To date, only a few studies have directly addressed the functions of SNAREs in MECs. One of these suggests that VAMP-8 (Vesicle-Associated Membrane Protein-8) may be involved in casein secretion (Wang et al., 2007). Moreover, the expression of the small GTPase Rab3A, as well as some SNAREs and regulatory proteins, has been observed in the mammary-derived MCF-7 and HC11 cell lines (Vadlamudi et al., 2000). On the other hand, SNAP-23 (Synaptosomal-Associated Protein 23), syntaxin-3 and -5, and Ykt6 have been described as being associated with lipid droplets (Boström et al., 2007, Reinhardt and Lippolis, 2008). SNAP-23 has been shown to be involved in the size increase of intracellular lipid droplets by homotypic fusion. Moreover, the large amount of membrane necessary for milk fat globule secretion by budding of the apical plasma membrane could be partly provided by casein-containing vesicles exocytosis (Mather and Keenan, 1998).

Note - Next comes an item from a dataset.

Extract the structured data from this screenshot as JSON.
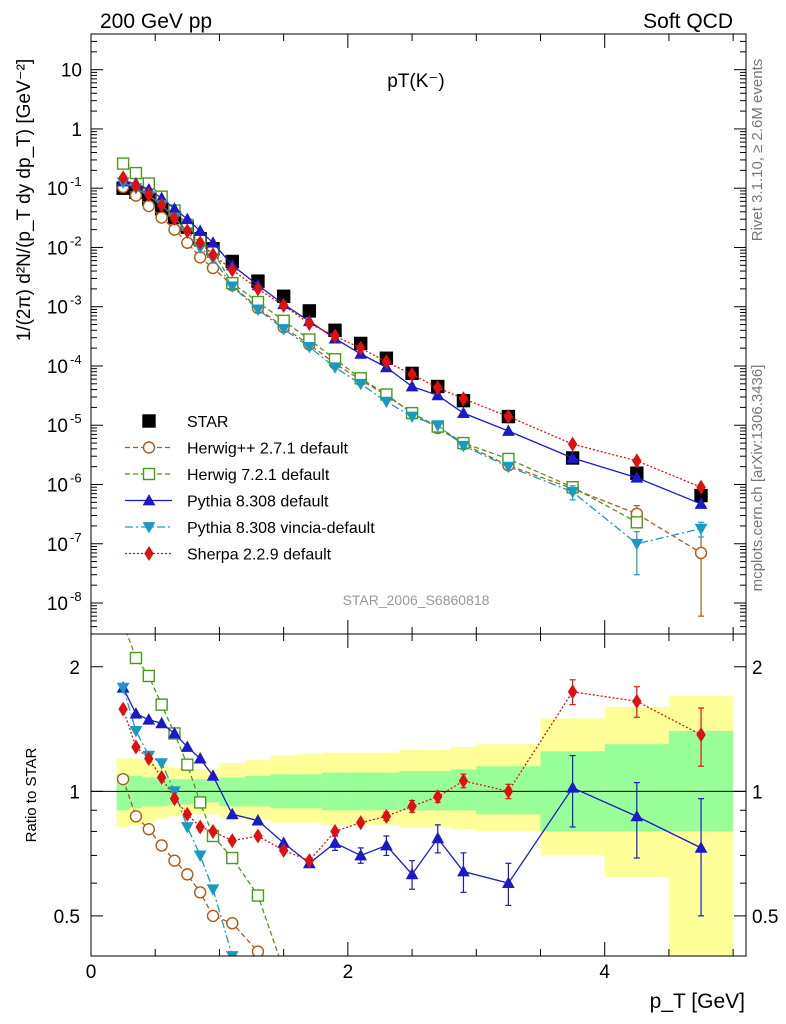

In the present study we asked which SNARE genes are expressed in MECs, and which of the corresponding proteins might play a role in milk secretion during lactation. With this aim, the endogenous expression levels of a large set of SNAREs were investigated in mouse mammary gland and purified mouse acini (formed by MECs) at different physiological stages. The intracellular localisation of those known to be involved in the late secretory pathway and exocytosis events was studied. Furthermore, the SNARE complexes present in membrane preparations from lactating acini were explored by mass spectrometry after co-immunoprecipitation. Since characterisation of SNARE expression, subcellular localisation and pairing are prerequisites to understand their function, our results therefore provide substantial data for further study of the functional role of SNAREs in milk product secretion.